Vielleicht entstehen dadurch neue Räume, die auch Frauen neue Möglichkeiten bieten. Für realistischer halte ich allerdings, dass Politik für Männer unattraktiver werden wird aufgrund des Imageverlusts. Geld ist in der Politik nicht sehr viel zu verdienen – und mittlerweile auch weniger Ehre. Wenn Männer das Feld räumen, werden Frauen zum Zug kommen.
Andererseits ist auch der traditionelle Mann wieder gefragt. In Österreich wünschen sich 43 Prozent einen „starken Mann“ an der Spitze. Wie ist das zu erklären?
Wobei dieser starke Mann auch eine Theresa May sein kann. Es herrscht bei bestimmten Bevölkerungsgruppen große Unsicherheit durch rasante globale Entwicklungen, die in ihrer Komplexität kaum noch zu begreifen sind. Von einer liberalen Partei, die den Ball an die Bevölkerung zurückspielt, fühlen sich manche eher im Stich gelassen. Sie wollen jemanden, der ihnen sagt: Ich löse alle Probleme für dich, ich schaue drauf, dass du deinen Job nicht verlierst und deine Pension sicher ist. Menschen, die sehr optimistisch in die Zukunft blicken und die Globalisierung als Chance sehen, wünschen sich keinen starken Mann.
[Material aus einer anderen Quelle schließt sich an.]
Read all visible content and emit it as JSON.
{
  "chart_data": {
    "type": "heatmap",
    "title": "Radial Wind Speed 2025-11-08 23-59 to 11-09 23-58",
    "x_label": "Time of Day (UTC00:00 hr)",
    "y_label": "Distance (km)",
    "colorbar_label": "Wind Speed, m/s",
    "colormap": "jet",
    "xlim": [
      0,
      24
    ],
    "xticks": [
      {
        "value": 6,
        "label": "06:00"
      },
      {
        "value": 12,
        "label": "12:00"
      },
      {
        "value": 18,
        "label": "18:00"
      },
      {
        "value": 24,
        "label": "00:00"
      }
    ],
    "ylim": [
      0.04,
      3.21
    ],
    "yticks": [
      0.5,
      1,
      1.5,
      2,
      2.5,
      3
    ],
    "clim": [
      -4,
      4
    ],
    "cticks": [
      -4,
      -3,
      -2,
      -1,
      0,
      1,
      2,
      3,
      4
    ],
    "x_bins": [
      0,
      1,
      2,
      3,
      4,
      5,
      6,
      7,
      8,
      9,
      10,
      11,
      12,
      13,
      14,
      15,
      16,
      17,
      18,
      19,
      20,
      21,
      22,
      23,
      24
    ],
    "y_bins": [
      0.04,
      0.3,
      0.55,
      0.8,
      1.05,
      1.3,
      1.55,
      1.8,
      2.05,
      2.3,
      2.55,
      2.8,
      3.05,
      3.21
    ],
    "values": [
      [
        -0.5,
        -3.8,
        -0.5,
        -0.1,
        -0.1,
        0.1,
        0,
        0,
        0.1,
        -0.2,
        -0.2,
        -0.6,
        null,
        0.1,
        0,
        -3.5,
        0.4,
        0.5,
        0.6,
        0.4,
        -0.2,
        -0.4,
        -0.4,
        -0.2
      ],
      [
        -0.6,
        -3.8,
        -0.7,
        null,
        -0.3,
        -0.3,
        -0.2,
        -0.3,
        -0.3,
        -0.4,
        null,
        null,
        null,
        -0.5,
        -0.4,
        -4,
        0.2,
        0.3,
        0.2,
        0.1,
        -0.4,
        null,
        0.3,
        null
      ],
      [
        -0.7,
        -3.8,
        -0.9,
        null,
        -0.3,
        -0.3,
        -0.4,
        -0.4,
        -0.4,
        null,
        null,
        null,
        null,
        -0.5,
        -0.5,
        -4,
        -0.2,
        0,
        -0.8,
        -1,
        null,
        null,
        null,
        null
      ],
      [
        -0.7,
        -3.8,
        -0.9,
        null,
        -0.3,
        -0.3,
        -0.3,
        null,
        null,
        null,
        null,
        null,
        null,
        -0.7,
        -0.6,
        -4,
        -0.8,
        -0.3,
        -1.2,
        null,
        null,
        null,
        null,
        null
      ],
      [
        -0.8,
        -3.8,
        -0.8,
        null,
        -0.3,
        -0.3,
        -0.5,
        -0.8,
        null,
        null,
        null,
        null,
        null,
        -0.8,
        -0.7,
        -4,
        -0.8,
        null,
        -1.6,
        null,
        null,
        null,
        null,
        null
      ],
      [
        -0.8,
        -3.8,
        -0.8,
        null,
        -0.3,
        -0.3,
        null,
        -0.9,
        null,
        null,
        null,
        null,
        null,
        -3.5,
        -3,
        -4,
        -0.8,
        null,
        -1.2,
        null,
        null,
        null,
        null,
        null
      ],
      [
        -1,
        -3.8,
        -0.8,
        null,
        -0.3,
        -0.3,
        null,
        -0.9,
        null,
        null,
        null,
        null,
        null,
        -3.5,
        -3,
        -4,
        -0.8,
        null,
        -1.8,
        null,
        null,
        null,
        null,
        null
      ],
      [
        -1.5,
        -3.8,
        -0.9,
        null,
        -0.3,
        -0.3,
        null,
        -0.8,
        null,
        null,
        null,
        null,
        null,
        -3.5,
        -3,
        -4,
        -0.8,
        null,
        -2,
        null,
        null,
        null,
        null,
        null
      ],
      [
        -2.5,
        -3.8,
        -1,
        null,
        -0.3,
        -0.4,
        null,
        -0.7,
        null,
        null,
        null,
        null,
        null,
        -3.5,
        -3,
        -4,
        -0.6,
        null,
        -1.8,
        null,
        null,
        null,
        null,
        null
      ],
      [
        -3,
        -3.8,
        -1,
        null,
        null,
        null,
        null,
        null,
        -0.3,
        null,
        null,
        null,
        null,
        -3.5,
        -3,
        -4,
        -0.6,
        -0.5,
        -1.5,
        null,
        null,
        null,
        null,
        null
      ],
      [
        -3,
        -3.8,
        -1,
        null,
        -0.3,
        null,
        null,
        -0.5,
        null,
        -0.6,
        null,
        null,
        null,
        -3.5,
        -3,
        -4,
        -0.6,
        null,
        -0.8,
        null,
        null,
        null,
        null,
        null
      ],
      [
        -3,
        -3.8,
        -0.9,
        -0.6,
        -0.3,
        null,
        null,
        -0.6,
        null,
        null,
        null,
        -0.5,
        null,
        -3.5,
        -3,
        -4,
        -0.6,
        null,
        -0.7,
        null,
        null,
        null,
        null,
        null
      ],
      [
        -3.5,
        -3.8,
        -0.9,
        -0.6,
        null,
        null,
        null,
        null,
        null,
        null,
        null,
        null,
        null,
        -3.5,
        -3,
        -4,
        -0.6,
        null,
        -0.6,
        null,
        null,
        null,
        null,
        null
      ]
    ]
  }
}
Nicht nur Frauen sind in der Parteipolitik unterrepräsentiert, auch andere Gruppen sind kaum vertreten: Menschen mit Migrationsgeschichte beispielsweise, LGBTI-Personen oder Menschen mit einer Behinderung. Was bedeutet es für eine repräsentative Demokratie, wenn bestimmte Gruppen ausgeschlossen bleiben?
Kurz gesagt: schlechtere Ergebnisse. Das Ziel jedes Parlaments in einer repräsentativen Demokratie ist es, repräsentativ zu sein, alle Gruppen in der Gesellschaft abzubilden und in den politischen Prozess zu integrieren. Es geht dabei auch um das Gefühl, sich mit den VertreterInnen identifizieren zu können – wobei dafür verschiedene Faktoren ausschlaggebend sind. Zusätzlich ist klar – was sich auch in der Wirtschaft zeigt –, dass vielfältige Gruppen bessere Ergebnisse erzielen. Unterschiedliche Menschen bringen unterschiedliche Blickwinkel mit, bestimmte Themen in all ihren Facetten bleiben so oft ausgeblendet, wenn z. B. Frauen oder Menschen mit Migrationsgeschichte fehlen.
Kathrin Stainer-Hämmerle ist Professorin für Politikwissenschaft an der Fachhochschule Kärnten.